Dark Dealings est un jeu de Michael D. Kelley, dont il semble être le premier jeu, et qui sera publié en 2016 par Nevermore Games après une campagne Kickstarter réussie et plusieurs mois de retard. En tant que backer, je dispose d’une copie complète imprimée maison qui me permet de faire cette chronique.

La vie est dure pour les serviteurs du mal. Les races locales peinent à entrevoir la pureté de vos motivations, et n’ont de cesse de vous mettre des bâtons dans les roues, vous empêchant d’anéantir en paix. Fort heureusement, vos liens avec les maîtres obscurs vont vous permettre de faire face à ces créatures qui n’ont pas bien pris l’empoisonnement de votre puits, et les villages que vous avez décimés.

Grâce à de puissants sorts et de fourbes pièges offerts par vos maîtres, vous allez tenter de survivre à leur assaut, et faire mieux que les autres serviteurs du mal locaux. Eh oui, le maître obscur est retors. De toute façon, vous n’avez jamais aimé vos voisins.

 

II – Le gameplay

1.Les héros

Ils représentent les créatures lancées à l’assaut de votre château. Chaque carte de héros dispose de plusieurs informations, et il en existe six classes, représentées par une version masculine et une version féminine. Chaque classe possède un pouvoir spécial à prendre en compte lors de la partie.

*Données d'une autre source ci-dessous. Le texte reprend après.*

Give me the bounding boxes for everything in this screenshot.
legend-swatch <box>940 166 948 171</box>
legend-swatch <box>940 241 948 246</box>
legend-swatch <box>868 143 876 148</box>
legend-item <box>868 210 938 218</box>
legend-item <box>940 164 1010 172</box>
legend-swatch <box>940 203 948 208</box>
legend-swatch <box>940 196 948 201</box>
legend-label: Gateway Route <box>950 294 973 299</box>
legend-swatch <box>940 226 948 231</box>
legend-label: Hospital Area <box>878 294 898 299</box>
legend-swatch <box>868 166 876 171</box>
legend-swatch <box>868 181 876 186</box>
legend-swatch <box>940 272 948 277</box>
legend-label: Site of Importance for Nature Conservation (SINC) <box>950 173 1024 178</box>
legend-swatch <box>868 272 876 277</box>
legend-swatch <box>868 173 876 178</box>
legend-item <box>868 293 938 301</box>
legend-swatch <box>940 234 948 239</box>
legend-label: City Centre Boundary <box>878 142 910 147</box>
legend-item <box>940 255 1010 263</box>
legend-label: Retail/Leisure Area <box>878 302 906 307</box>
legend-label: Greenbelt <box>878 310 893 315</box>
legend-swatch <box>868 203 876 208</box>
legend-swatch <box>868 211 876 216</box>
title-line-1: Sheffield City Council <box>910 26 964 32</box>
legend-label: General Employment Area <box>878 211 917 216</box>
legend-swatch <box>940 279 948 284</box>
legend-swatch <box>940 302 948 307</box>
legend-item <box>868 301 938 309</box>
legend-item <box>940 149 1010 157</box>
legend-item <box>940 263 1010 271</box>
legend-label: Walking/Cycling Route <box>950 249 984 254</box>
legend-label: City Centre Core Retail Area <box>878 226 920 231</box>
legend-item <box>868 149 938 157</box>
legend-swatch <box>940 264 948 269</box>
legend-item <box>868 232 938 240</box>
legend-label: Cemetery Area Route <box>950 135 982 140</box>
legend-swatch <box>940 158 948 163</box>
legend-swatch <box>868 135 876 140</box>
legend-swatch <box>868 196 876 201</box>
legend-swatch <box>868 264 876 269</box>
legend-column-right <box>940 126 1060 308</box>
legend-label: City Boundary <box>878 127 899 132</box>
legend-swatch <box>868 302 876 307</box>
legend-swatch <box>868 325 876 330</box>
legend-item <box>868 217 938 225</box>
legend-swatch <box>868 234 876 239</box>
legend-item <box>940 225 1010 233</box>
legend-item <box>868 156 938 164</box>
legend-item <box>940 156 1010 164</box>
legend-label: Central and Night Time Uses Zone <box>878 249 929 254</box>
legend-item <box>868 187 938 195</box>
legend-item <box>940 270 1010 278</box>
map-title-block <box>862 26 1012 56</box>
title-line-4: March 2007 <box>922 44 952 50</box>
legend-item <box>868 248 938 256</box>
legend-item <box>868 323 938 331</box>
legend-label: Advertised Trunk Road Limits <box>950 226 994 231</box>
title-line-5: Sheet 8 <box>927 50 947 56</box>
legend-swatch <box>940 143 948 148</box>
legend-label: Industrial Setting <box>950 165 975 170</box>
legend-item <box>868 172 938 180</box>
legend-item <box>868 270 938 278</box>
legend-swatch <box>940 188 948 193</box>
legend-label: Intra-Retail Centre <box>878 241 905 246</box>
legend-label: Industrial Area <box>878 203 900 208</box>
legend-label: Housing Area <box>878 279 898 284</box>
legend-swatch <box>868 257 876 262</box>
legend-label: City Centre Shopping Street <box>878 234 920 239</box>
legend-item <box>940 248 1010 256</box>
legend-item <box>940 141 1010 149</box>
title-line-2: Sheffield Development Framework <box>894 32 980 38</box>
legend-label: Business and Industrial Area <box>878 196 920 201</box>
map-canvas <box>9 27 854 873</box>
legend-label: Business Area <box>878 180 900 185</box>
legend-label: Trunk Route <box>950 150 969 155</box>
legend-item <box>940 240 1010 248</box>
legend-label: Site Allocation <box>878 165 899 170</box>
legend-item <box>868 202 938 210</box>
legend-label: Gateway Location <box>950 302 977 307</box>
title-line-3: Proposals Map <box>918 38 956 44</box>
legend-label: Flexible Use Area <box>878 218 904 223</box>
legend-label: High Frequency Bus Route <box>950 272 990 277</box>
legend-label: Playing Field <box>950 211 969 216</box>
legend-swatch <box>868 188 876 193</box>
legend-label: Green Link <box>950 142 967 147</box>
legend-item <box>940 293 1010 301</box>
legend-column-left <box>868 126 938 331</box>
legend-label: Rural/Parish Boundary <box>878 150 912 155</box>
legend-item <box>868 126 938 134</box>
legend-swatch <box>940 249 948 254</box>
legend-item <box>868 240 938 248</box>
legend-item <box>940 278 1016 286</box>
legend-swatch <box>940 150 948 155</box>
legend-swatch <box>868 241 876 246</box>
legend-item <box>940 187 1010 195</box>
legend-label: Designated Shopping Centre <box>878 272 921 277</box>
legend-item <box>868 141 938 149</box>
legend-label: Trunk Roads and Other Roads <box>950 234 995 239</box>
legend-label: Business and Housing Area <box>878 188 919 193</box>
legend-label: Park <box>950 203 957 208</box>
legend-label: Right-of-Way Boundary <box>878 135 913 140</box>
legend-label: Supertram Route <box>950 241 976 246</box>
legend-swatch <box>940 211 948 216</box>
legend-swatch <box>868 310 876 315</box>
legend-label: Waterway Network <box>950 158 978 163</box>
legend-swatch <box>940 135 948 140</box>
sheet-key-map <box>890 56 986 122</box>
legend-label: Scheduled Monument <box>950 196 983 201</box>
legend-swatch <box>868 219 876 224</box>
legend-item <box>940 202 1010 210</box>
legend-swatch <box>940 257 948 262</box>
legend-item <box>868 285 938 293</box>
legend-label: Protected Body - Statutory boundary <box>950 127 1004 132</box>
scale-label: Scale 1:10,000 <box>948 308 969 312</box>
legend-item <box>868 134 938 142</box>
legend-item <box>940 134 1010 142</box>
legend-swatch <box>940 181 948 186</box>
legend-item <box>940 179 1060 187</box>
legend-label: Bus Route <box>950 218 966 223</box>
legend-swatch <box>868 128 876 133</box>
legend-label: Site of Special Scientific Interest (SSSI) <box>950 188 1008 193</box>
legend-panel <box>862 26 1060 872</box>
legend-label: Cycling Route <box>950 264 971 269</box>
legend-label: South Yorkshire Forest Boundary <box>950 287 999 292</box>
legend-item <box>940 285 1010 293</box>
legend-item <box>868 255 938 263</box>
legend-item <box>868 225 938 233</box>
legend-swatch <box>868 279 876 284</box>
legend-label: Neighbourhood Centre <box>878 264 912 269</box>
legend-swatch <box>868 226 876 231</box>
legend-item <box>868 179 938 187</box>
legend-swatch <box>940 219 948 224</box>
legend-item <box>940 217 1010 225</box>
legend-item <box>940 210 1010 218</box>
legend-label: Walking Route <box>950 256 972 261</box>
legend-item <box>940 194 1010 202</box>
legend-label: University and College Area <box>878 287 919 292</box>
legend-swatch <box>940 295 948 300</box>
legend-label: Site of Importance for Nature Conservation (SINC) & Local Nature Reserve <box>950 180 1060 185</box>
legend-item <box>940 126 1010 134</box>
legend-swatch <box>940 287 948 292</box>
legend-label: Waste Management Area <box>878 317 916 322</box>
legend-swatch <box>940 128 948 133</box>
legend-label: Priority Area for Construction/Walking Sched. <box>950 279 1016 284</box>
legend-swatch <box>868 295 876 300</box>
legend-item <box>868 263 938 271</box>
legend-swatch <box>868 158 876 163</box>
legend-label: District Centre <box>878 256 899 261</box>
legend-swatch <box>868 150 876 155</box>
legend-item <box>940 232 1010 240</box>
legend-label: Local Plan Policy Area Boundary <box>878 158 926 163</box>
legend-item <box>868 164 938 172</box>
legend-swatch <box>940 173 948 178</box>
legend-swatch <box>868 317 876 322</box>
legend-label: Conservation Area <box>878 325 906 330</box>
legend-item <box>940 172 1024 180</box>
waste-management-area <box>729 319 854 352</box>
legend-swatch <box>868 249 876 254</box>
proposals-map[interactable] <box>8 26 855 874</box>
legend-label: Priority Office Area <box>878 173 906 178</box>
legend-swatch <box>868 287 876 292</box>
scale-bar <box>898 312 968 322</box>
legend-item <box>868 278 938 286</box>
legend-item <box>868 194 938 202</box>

Les informations que vous trouverez sur les cartes de héros sont les suivantes :

Son endurance

Il s’agit des dégâts que vous devrez infliger au héros pour le vaincre à l’aide de vos défenses.

Ses faiblesses

Les héros ne se laissent pas tous avoir par tous les pièges. Les icônes présentes ici doivent correspondre à celle de la défense que vous utilisez contre eux, sinon aucun dégât ne leur sera infligé.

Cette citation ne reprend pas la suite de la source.